Identifying high quality MEDLINE articles and web sites using machine learning
Aphinyanaphongs, Yindalon
:
2007-12-28
Abstract
In this dissertation, I explore the applicability of text categorization machine learning methods to identify clinically pertinent and evidence-based articles in the literature and web pages on the internet. In the first series of experiments, I found that text categorization techniques identify high quality articles in internal medicine in the content categories of prognosis, diagnosis, etiology, and treatment better than the Clinical Query Filters of Pubmed. In a second set of experiments, I established that the text categorization models generalized both to time periods outside the training set and to areas outside of internal medicine including pediatrics, oncology, and surgery.
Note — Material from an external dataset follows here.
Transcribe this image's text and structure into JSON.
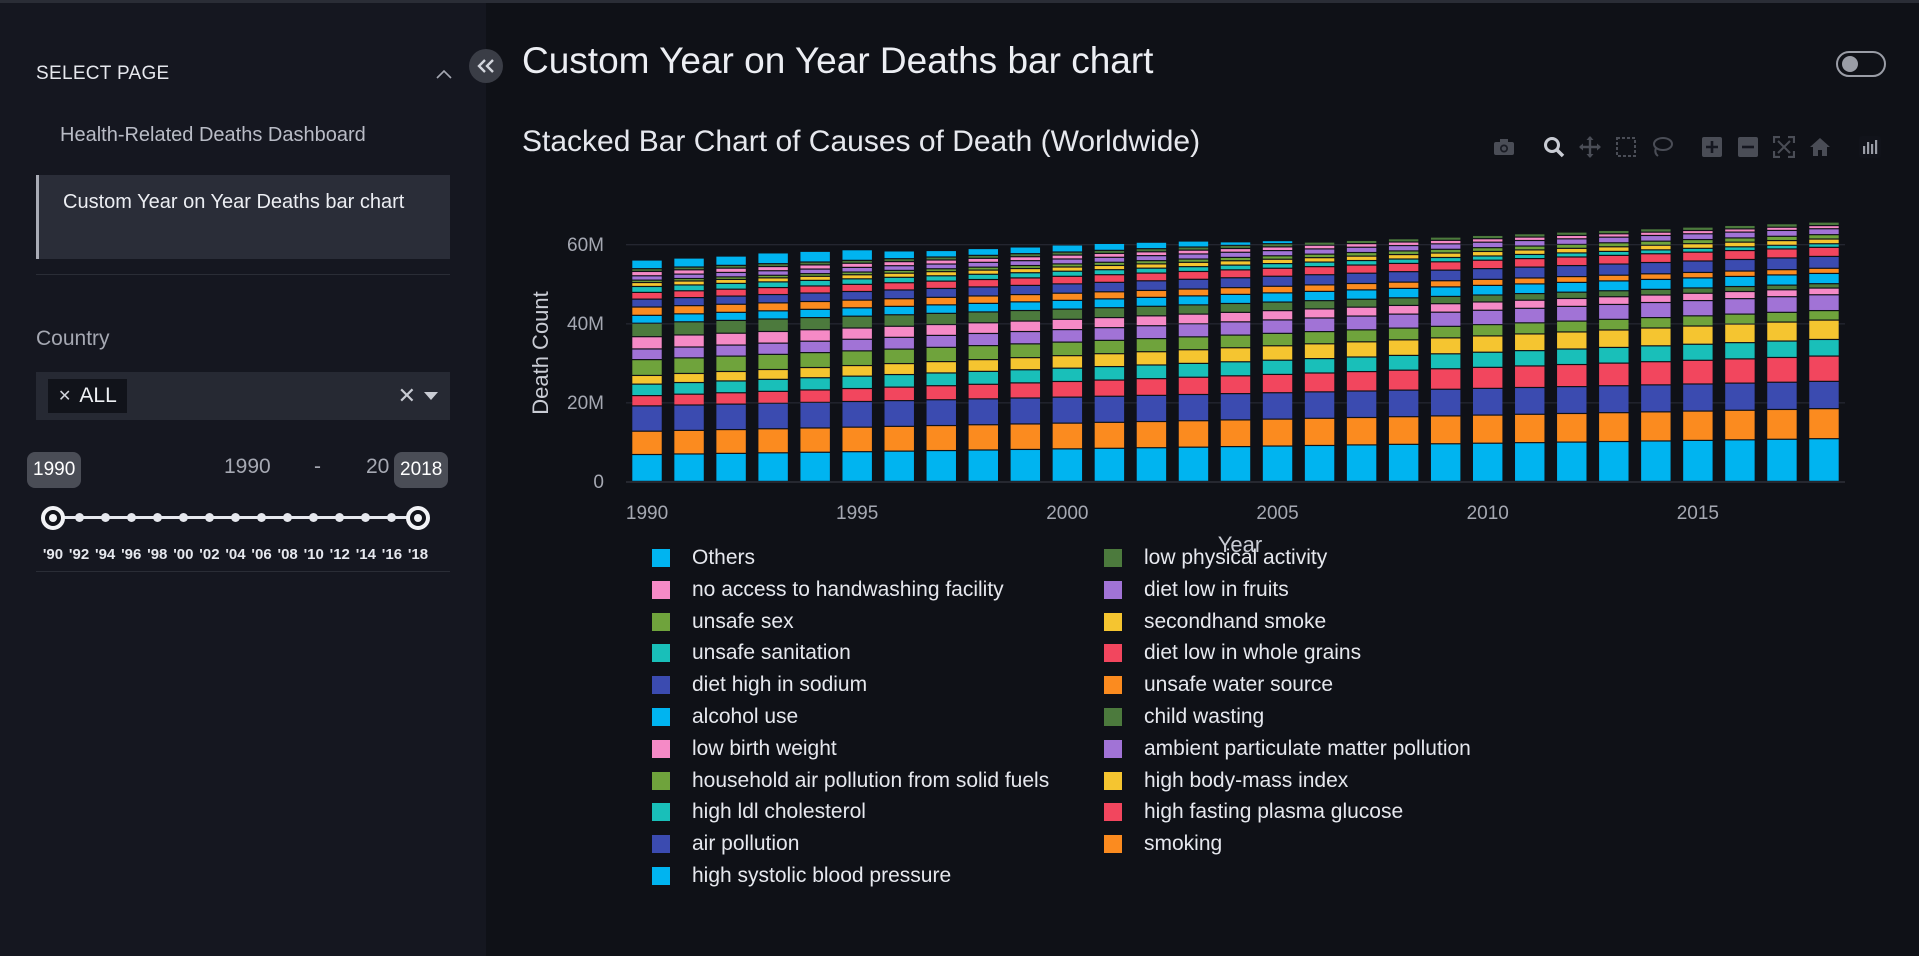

My third set of experiments revealed that text categorization models built for a specific purpose identified articles better than both bibliometric (number of citations and impact factor) and web-based measures (Google PageRank, Yahoo WebRanks, and total web page hit count). In the fourth set of experiments, I built models for purpose, format, and additional content categories from a labeled gold standard that have high discriminatory power. Furthermore, we built a system called EBMSearch that implements these models to all of MEDLINE. Finally I extended these methods to the web and built the first validated models that identify websites that make false cancer treatment claims outperforming previous unvalidated models and PageRank by 30% area under the receiver operating curve. In conclusion, machine learning-based text categorization methods provide a powerful framework for identifying clinically applicable articles in the medical literature and the Internet.